Local content has been a key issue for the Energy Chamber ever since I joined the organisation thirteen years ago. Unfortunately, it seems be an issue a bit like the elusive “diversification”; something we spend a lot of time talking about but making very little progress towards achieving.
The overall objective of local content seems straight forward and increasing local content is an obvious overall national policy objective. The much-delayed Public Procurement Act defines local content as “The value added to goods, works and services measured as the amount of money remaining in Trinidad and Tobago after the production of the good or performance of the works or services”. Maximising value retained in country is an obvious policy objective and one that seems even more important given the current shortages of foreign exchange.

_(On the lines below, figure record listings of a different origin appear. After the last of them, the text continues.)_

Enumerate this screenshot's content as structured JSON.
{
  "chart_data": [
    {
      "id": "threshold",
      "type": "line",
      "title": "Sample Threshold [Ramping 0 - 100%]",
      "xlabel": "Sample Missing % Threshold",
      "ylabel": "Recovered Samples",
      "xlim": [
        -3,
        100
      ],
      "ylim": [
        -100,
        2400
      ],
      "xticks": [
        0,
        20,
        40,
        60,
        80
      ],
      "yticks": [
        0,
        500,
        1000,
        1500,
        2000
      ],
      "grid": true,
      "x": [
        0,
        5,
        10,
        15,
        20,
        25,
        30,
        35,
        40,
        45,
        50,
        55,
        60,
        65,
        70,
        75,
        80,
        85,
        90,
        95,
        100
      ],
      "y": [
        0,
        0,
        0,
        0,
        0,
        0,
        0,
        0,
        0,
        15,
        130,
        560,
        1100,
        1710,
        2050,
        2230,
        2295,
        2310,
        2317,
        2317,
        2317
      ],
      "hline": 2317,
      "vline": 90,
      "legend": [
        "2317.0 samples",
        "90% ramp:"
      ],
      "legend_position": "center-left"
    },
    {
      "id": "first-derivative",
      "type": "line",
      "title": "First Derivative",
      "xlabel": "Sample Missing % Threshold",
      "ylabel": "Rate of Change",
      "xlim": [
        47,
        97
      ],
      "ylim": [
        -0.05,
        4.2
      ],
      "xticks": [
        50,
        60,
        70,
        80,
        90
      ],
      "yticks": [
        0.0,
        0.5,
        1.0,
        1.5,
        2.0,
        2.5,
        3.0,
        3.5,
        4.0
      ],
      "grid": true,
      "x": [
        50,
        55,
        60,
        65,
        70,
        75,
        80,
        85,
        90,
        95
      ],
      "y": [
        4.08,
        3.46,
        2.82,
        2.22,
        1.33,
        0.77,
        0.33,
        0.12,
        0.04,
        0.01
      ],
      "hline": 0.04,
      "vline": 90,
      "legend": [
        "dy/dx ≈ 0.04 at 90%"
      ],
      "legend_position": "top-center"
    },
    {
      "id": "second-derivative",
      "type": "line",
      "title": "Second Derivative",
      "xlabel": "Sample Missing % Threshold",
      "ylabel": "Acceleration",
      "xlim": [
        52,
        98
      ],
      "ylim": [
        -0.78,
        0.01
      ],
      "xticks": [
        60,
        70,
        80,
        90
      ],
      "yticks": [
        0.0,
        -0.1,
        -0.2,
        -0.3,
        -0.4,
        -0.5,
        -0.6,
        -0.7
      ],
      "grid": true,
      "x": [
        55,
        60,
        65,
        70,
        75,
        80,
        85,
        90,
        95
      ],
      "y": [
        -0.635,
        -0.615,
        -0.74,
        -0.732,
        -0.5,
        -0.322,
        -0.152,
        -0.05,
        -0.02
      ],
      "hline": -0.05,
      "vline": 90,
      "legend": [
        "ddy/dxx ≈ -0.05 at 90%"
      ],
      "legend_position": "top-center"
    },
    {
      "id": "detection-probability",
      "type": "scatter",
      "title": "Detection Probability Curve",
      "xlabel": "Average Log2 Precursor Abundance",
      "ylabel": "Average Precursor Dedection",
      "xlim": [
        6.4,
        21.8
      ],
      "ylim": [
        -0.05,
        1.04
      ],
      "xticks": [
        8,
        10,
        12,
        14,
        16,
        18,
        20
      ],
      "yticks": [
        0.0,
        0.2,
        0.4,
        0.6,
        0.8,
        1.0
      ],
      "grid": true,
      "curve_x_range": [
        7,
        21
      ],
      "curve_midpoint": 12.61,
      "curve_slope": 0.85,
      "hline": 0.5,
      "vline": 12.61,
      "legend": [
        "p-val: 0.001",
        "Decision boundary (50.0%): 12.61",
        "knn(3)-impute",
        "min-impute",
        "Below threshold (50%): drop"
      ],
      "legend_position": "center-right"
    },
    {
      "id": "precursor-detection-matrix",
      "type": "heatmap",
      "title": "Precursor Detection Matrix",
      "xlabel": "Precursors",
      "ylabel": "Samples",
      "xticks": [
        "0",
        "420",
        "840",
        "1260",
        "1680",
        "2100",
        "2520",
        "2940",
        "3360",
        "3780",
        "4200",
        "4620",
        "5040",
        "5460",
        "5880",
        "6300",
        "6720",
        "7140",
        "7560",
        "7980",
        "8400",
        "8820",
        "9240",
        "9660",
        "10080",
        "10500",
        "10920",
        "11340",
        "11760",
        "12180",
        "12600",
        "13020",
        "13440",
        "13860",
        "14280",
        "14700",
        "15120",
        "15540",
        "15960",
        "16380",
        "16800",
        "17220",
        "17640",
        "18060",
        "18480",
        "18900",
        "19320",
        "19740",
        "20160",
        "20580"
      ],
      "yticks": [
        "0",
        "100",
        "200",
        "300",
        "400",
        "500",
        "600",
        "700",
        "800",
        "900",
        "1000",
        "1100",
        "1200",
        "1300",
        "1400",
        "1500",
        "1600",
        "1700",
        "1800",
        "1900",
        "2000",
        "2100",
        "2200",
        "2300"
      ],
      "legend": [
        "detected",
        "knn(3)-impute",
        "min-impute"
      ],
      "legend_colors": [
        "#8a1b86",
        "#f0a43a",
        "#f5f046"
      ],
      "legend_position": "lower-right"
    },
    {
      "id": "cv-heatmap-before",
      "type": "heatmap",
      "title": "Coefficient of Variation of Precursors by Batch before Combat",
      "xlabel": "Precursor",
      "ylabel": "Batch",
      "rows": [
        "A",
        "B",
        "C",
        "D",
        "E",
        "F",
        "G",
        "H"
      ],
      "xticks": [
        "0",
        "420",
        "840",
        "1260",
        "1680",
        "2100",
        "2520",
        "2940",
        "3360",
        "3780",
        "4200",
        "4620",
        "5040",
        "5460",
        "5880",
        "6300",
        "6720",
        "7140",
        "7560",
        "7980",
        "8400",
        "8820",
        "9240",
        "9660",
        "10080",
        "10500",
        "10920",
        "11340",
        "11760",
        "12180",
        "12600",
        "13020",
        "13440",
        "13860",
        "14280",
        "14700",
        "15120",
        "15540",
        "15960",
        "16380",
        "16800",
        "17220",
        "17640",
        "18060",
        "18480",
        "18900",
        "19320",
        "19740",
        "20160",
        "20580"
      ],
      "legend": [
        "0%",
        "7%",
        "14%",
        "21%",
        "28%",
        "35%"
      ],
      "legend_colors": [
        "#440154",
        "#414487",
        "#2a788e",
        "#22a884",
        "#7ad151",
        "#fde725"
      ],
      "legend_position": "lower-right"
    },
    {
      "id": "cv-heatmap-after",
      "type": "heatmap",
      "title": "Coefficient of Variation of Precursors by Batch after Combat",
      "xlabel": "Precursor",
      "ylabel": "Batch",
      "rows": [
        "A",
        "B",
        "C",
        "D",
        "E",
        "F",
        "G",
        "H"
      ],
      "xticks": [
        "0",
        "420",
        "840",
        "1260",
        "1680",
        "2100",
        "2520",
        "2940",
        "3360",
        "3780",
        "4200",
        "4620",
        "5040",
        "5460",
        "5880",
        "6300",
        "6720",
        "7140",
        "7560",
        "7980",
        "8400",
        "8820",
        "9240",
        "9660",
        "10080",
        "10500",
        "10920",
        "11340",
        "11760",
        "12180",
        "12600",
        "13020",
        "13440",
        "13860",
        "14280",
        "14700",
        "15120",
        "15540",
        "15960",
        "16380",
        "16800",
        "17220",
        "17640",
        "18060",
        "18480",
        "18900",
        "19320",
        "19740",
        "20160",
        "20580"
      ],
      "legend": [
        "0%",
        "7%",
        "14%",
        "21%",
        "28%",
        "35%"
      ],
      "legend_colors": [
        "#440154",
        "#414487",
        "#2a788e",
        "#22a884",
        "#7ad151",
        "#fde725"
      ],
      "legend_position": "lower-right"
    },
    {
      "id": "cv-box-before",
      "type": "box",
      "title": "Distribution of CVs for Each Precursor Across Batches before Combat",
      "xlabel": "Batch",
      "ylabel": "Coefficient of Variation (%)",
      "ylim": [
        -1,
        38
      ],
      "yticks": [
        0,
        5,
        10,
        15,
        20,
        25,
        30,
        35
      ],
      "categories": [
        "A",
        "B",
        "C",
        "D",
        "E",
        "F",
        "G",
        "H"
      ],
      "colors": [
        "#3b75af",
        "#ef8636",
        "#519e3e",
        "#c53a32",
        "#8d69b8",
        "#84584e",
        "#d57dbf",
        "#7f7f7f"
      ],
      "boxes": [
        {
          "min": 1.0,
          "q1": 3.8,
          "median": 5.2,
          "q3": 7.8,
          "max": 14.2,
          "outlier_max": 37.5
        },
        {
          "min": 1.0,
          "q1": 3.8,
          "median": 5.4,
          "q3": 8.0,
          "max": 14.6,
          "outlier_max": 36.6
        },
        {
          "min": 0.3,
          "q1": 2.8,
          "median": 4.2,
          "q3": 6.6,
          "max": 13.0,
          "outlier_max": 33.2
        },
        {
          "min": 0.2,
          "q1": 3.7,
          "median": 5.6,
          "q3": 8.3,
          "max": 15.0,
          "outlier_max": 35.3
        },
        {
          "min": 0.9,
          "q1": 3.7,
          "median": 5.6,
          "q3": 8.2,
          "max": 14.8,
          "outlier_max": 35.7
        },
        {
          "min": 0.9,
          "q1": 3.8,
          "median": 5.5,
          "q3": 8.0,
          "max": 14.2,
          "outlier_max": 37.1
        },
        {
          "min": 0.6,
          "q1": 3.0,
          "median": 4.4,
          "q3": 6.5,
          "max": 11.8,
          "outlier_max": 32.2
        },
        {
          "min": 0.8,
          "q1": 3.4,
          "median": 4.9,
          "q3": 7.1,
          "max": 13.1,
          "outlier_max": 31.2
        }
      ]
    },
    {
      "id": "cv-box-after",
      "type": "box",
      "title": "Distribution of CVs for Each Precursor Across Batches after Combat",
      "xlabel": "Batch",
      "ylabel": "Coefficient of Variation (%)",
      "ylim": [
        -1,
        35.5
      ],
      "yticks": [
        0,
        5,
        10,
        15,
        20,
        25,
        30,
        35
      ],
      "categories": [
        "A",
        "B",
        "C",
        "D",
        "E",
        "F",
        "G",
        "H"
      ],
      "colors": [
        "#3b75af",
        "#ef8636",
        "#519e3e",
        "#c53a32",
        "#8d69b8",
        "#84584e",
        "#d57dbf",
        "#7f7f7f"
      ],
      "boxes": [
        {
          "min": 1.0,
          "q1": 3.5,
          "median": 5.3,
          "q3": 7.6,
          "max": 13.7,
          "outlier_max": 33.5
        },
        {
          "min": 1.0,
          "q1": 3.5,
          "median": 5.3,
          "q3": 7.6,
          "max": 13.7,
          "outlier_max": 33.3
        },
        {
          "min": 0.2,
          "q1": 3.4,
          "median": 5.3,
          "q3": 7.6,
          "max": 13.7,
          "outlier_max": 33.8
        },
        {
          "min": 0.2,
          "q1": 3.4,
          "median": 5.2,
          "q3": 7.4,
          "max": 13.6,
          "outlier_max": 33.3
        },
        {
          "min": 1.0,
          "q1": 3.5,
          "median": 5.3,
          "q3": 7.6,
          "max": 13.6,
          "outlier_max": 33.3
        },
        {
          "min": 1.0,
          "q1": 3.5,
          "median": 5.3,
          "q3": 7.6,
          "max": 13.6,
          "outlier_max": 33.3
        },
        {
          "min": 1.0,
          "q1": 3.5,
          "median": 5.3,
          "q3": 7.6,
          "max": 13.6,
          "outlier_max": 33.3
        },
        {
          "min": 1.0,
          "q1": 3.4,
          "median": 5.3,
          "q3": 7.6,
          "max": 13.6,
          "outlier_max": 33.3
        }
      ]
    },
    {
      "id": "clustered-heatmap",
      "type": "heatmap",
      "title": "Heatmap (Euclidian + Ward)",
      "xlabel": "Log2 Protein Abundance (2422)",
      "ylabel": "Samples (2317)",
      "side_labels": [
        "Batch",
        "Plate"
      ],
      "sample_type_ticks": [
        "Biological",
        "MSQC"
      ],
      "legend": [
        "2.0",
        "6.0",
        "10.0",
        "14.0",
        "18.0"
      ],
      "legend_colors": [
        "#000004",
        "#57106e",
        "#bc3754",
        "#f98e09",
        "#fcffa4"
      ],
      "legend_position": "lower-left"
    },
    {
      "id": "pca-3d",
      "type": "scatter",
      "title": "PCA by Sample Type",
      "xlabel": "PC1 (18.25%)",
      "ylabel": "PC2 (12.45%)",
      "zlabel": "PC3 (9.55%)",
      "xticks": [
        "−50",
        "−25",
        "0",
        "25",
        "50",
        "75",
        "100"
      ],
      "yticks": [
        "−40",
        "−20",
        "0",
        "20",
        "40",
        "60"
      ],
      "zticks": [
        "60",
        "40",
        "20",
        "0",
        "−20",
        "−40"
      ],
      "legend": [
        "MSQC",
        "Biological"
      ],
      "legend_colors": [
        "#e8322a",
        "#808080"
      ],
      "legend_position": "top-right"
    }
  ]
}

Last year the Energy Chamber adopted this definition of local content thereby aligning the Energy Chamber with the official national definition adopted by Parliament. But that is the easy part. How do you go about making sure that there are policies and programmes in place that achieve this objective? That is the issue that I have been struggling with for the past thirteen years.
Over time I have got less and less sure about what are the right policy measures to achieve this objective. I do not think that there are easy legislative measures that can be simply introduced to mandate increased local content.

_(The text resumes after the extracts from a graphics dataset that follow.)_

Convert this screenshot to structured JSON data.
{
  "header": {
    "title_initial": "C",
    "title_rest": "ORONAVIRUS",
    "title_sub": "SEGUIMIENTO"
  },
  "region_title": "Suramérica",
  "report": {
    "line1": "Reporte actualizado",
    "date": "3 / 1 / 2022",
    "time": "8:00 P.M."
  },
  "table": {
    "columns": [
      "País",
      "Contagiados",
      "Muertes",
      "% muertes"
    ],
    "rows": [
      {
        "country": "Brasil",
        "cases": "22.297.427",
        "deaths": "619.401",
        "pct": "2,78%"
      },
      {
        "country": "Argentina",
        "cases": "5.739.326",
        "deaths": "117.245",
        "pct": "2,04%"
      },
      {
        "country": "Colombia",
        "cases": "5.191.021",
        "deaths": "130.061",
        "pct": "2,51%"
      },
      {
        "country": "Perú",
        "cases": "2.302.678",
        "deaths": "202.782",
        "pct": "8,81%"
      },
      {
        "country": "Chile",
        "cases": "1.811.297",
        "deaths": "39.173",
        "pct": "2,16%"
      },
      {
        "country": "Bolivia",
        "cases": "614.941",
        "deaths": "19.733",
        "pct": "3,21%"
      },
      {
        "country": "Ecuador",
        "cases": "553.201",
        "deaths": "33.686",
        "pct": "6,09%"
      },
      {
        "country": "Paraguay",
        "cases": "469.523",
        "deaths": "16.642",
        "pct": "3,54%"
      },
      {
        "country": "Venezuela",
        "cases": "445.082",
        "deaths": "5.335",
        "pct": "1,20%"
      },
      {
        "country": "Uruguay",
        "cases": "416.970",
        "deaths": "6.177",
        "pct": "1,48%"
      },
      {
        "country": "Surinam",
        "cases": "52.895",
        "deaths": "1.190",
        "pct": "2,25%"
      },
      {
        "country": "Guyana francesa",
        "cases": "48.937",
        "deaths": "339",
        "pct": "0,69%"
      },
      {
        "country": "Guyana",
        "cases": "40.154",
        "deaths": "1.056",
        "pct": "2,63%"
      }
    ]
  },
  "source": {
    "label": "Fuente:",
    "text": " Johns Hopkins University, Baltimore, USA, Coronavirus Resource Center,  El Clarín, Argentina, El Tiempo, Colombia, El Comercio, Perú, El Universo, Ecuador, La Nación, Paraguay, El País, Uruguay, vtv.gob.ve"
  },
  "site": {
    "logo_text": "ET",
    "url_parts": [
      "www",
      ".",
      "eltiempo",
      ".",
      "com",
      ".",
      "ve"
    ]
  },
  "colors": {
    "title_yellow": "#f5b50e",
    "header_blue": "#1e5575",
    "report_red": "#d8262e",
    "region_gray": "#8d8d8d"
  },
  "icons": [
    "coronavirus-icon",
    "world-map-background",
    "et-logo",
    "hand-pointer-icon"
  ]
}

When I look at the massive corruption that has been spawned by local content legislation in places like Brazil, Angola and Nigeria, I balk at the possible unintended consequences of legislation in Trinidad & Tobago. Do we really have the track-record and enforcement systems in place to ensure that local content law does not just become a route for a few well-connected individuals to seek personal enrichment by “fronting” for international companies? I’d hate to be involved in a process that enriched a few individuals without doing anything for the overall sustainable development of the economy.
I am not saying that regulation does not have a role to play, but I think that it needs to be sophisticated regulation that has been very carefully thoughtout and thoroughly researched. It is not necessarily local content legislation that we need, but perhaps other measures such as tax laws, employment laws, professional certification regulations or industry standards that can help meet the overall objective of local content.
Production sharing contracts and other agreements already contain local content provisions and much more needs to be made of these existing measures. Monitoring these existing measures and evaluating progress towards achieving objectives is crucial.
There is a key role here for a properly resources governmental agency with a clear mandate to undertake this research, monitoring and evaluating role. I hope that the secretariat to support the Permanent Local Content Committee (PLCC) will become this agency. Without this the PLCC will flounder, as it did before.
State-owned enterprises have a crucial role to play in promoting local content. In Norway, the state-owned oil and gas company played a key role in encouraging the development of local oilfield companies, with a focus on new technology. These companies are now exported around the world.
We need a genuine dialogue with industry about what is possible and what can be done to ensure that more value is retained in country. Local content means much more than just having more locallyowned service companies doing business with the multi-national operators. It is not about companies getting a “slice of the pie” just because they are owned by a Trinidadian shareholder. It has to be about the sustainable development of our industry and creating a strong and vibrant local industry able to compete with the world.
We need a new focus to our local content discussions or we are going to be forever talking and achieving nothing.